At the initial design stage, solar street lights will calculate the required capacity of photovoltaic panels and batteries based on the customer's lighting time needs. Generally, a lighting period of 6 hours, 8 hours, and 12 hours is sufficient to meet the lighting needs.
However, when the battery leaves the factory, due to various factors considered during transportation, its power is not full. When configuring solar street lights, we also need to consider maintaining the battery's power during initial use. We need to calculate the discharge capacity of the day before yesterday and the number of rainy and cloudy days in the future (because sometimes continuous rainy and cloudy days may occur).
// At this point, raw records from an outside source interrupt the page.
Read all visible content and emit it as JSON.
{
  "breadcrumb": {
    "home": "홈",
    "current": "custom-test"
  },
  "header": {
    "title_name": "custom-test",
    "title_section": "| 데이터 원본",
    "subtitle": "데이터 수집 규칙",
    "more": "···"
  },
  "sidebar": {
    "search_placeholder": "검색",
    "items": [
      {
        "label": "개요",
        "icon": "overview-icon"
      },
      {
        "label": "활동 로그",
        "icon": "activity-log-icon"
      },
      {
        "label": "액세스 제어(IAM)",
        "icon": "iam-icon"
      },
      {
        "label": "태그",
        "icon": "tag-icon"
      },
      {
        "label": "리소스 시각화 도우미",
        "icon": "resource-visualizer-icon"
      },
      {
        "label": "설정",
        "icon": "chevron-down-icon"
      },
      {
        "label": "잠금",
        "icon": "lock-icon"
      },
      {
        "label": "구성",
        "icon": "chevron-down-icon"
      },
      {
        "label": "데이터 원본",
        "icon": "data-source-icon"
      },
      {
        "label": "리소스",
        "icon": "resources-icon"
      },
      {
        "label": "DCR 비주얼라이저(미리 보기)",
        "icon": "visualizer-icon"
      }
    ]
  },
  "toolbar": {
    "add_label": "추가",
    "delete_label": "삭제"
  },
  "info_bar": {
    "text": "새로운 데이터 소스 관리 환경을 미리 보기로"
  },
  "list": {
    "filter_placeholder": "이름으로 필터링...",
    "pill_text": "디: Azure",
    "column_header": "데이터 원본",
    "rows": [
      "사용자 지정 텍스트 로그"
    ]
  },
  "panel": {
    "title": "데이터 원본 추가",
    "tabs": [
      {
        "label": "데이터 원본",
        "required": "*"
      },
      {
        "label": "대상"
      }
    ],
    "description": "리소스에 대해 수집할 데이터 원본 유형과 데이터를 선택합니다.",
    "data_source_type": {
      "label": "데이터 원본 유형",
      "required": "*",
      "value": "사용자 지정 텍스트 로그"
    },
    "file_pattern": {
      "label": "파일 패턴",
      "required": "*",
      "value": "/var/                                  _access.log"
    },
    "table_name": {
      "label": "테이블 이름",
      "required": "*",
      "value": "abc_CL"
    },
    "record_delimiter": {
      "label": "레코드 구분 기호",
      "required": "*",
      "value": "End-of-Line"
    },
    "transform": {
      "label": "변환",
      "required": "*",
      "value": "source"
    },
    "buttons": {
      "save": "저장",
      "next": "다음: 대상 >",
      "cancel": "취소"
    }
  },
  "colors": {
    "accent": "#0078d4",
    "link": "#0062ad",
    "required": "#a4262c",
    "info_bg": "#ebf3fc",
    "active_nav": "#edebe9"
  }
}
Ensure that the battery of solar street lights does not suffer losses during long-term cyclic discharge. Generally, when calculating the battery capacity at the beginning, the number of rainy and cloudy days is considered to be 3 days. Adding the time from the day before yesterday, the total number of rainy and cloudy days is 4 days. Therefore, the battery capacity will increase, which will affect the cost increase. The calculated battery capacity can ensure the service life of the battery. It won't cause battery losses. I believe many users have been using solar street lights for less than two years, and the lights won't light up! This is because some businesses, at the beginning, calculate the number of negative days less in order to reduce cost, resulting in long-term insufficient charging of batteries and causing losses.